Lelaki itu mengusap wajah dan rambutnya kasar. Bayangan wajah Jelita memenuhi kepalanya. Dia mengembuskan napas kencang saat ancaman istrinya beberapa waktu yang lalu kembali melintas dalam ruang ingatan.
“Kamu tahu betul bagaimana aku. Aku sangat membenci pengkhianatan. Sekali kamu tergelincir, kamu bukan hanya akan kehilangan aku dan dua anak kita. Kamu akan kehilangan semuanya.”

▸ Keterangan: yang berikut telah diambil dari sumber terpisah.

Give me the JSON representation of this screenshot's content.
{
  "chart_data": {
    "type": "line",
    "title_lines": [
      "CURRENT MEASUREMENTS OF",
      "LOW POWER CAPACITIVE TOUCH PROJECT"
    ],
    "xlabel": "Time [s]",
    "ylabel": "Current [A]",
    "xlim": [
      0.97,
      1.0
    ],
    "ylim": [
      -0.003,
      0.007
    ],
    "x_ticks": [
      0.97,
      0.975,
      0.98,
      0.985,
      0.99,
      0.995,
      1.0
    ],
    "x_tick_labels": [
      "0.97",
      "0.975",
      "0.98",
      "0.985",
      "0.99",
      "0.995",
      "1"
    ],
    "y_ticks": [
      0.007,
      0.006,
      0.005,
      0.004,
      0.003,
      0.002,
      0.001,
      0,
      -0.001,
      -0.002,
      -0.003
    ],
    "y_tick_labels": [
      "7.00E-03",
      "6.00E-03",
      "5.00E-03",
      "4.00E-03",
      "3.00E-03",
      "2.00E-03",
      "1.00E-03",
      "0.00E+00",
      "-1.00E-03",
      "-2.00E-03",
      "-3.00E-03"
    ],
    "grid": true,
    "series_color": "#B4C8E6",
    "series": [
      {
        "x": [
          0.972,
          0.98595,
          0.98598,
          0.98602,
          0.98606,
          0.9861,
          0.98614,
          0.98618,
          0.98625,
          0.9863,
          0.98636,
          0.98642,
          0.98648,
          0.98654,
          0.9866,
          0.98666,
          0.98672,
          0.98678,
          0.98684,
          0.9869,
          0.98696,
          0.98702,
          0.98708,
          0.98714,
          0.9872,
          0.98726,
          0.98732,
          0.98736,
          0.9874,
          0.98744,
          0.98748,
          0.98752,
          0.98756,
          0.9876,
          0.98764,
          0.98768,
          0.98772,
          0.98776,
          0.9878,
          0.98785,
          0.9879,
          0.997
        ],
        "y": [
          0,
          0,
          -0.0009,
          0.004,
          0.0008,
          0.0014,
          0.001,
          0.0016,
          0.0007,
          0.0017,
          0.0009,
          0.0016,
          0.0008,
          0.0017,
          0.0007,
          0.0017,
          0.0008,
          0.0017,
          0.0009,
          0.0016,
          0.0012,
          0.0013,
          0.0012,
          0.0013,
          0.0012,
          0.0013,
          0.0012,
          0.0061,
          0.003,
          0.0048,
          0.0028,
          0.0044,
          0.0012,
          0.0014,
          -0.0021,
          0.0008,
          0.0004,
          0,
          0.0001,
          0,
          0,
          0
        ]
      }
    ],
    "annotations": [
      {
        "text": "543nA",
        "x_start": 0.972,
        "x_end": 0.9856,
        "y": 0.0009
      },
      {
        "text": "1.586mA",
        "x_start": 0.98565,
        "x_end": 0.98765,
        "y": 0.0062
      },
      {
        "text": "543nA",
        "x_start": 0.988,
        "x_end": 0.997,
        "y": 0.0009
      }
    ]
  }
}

Galih menghela napas panjang sekali lagi. Dia meraih gelas berisi teh dan menghabiskan isinya dengan segera. Galih meraih kunci mobil dan berdiri begitu saja. Dia takut akan semakin semakin jauh kalau terlalu lama berduaan dengan Amanda. “Aku … pulang, Manda. Terima kasih atas makan malamnya. Untuk yang barusan, lupakan saja. Aku jelas tidak mau menyakiti Jelita dan aku yakin kamu juga.”